Im Rahmen der Proteste gegen fundamentalistische Abtreibungsgegner*innen in München kam es gegen Ende des Fundiaufmarsches heute zu einer Ingewahrsamnahme eines anarchistischen Pro Choice Aktivisten. Es handelt sich dabei um den gleichen Aktivisten, der am gestrigen 24. Juni einen Prozess wegen seines Engagements gegen fundamentalistische Abtreibungsgegner*innen gehabt hätte. Dieses Verfahren wurde vor der Verhandlung jedoch durch die Richterin eingestellt.

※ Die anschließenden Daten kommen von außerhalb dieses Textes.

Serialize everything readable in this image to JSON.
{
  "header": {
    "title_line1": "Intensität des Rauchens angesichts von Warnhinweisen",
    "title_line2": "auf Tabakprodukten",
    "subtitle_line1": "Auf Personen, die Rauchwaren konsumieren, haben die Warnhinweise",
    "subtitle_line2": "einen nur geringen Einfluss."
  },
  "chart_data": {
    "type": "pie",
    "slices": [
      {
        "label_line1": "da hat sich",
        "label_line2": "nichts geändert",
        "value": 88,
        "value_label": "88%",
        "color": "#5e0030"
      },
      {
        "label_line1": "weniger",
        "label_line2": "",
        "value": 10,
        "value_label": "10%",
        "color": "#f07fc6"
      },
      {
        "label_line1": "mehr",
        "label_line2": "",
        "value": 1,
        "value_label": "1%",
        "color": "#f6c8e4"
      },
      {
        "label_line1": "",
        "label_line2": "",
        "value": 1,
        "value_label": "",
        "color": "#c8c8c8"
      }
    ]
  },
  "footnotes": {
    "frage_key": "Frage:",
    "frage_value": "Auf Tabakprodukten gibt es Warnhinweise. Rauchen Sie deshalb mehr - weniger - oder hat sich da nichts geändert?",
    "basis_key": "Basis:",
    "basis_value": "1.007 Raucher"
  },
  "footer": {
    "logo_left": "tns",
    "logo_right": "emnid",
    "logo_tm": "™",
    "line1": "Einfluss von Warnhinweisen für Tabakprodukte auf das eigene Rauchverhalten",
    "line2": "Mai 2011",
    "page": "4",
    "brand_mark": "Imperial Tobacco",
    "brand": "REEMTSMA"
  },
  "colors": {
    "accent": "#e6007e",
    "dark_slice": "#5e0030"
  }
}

Wir dokumentieren im folgenden seinen Erlebnisbericht der heutigen Ingewahrsamnahme:
Wie beinahe jeden Monat begleitete ich auch am heutigen 25. Juni die Prozession fundamentalistischer Abtreibungsgegner*innen um Wolfgang Hering. Dass ich dabei wie üblich auch die kleinen Freiräume, die bei einem so spärlichen Gegenprotest (insgesamt protestierten heute 5 Personen sichtbar gegen die Fundis, stellenweise waren es gar nur zwei Personen) entstehen, nutzte, um mich den Anweisungen der begleitenden Cops zu widersetzen und in die Nähe der Fundis zu gelangen, fanden die Cops wie immer gar nicht lustig.
Nachdem ich die Demonstration der Fundis von pro familia zur Universität begleitet hatte, wollten die Cops mich und eine andere Person unbedingt von der Abschlusskundgebung der Fundis fernhalten. Dazu stellten sie sich – ungefähr zu sechst, vielleicht auch etwas mehr – in einem Halbkreis auf und schubsten uns Gegenprotestierende immer wieder zurück. Wie bei jeder Polizeikette, ergaben sich natürlich auch hier Lücken und so hatten wir relativ viel Spaß beim obligatorischen Katz und Maus Spiel mit den Cops, insbesondere da sich dabei die Laune der Cops beständig zu trüben schien.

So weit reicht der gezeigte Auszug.